Ablyazov was sentenced to time in prison in his absence in February when the High Court ruled the former billionaire to be in contempt of court. Ruling in favour of JSC BTA Bank, the court said he should be jailed for 22 months after he was found to have broken a worldwide freezing order against him.

Pushing the case further, Hogan Lovells then applied to have Ablyazov debarred from the proceedings. The court said it would oblige should the defendant lose the July appeal against the committal order.

Hogan Lovells had also applied to have the court force Addleshaws to disclose Ablyazov’s whereabouts after he failed to turn up to court on the day the committal order was handed down (5 March 2012).
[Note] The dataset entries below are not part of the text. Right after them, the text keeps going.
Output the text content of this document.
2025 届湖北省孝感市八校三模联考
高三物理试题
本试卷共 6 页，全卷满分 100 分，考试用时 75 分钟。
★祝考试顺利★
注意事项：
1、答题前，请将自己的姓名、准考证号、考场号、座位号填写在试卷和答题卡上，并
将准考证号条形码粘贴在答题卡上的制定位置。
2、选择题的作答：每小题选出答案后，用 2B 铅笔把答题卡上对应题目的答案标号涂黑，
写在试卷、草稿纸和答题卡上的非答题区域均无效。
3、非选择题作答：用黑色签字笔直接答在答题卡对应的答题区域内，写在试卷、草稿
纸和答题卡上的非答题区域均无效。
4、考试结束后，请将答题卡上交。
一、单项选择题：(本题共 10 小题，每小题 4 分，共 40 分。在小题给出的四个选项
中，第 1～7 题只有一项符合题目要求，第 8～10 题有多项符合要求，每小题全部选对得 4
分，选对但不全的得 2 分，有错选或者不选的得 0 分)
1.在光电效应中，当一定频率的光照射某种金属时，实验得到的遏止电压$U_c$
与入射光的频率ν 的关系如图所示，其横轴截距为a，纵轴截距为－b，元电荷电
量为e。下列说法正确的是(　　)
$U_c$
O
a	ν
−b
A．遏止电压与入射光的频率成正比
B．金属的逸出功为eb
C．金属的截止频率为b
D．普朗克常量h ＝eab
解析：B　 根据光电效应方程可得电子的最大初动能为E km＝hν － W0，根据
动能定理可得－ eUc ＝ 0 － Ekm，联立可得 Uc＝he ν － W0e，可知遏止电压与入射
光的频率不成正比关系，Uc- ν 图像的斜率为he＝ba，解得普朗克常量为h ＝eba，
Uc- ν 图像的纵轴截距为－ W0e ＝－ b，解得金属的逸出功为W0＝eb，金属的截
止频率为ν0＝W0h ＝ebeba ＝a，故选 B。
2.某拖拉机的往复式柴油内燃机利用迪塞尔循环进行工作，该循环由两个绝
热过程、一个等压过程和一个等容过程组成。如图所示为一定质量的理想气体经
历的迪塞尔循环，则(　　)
Addleshaw instructed Fountain Court’s Tim Dutton QC to defend the claim in which judgment was delivered yesterday. Dutton contended that to force Addleshaws to disclose all “historic and current contact details” would inhibit Ablyazov’s fundamental right to legal privilege.

According to Mr Justice Teare’s ruling Dutton argued that “whilst the court may have jurisdiction to make ancillary orders for the disclosure of information to ensure the effectiveness of an injunction the court does not have an unrestricted jurisdiction to make orders which may impinge upon the right to confidential and privileged legal advice”.

New Square Chambers Stephen Smith QC, instructed by Hogan Lovells partner Chris Hardman, argued that Ablyazov had “shown a remarkable determination to defend the claims brought against him”. Should the court endorse the order against Addleshaws, he said, Ablyazov would “find alternative methods of communicating with his solicitors”.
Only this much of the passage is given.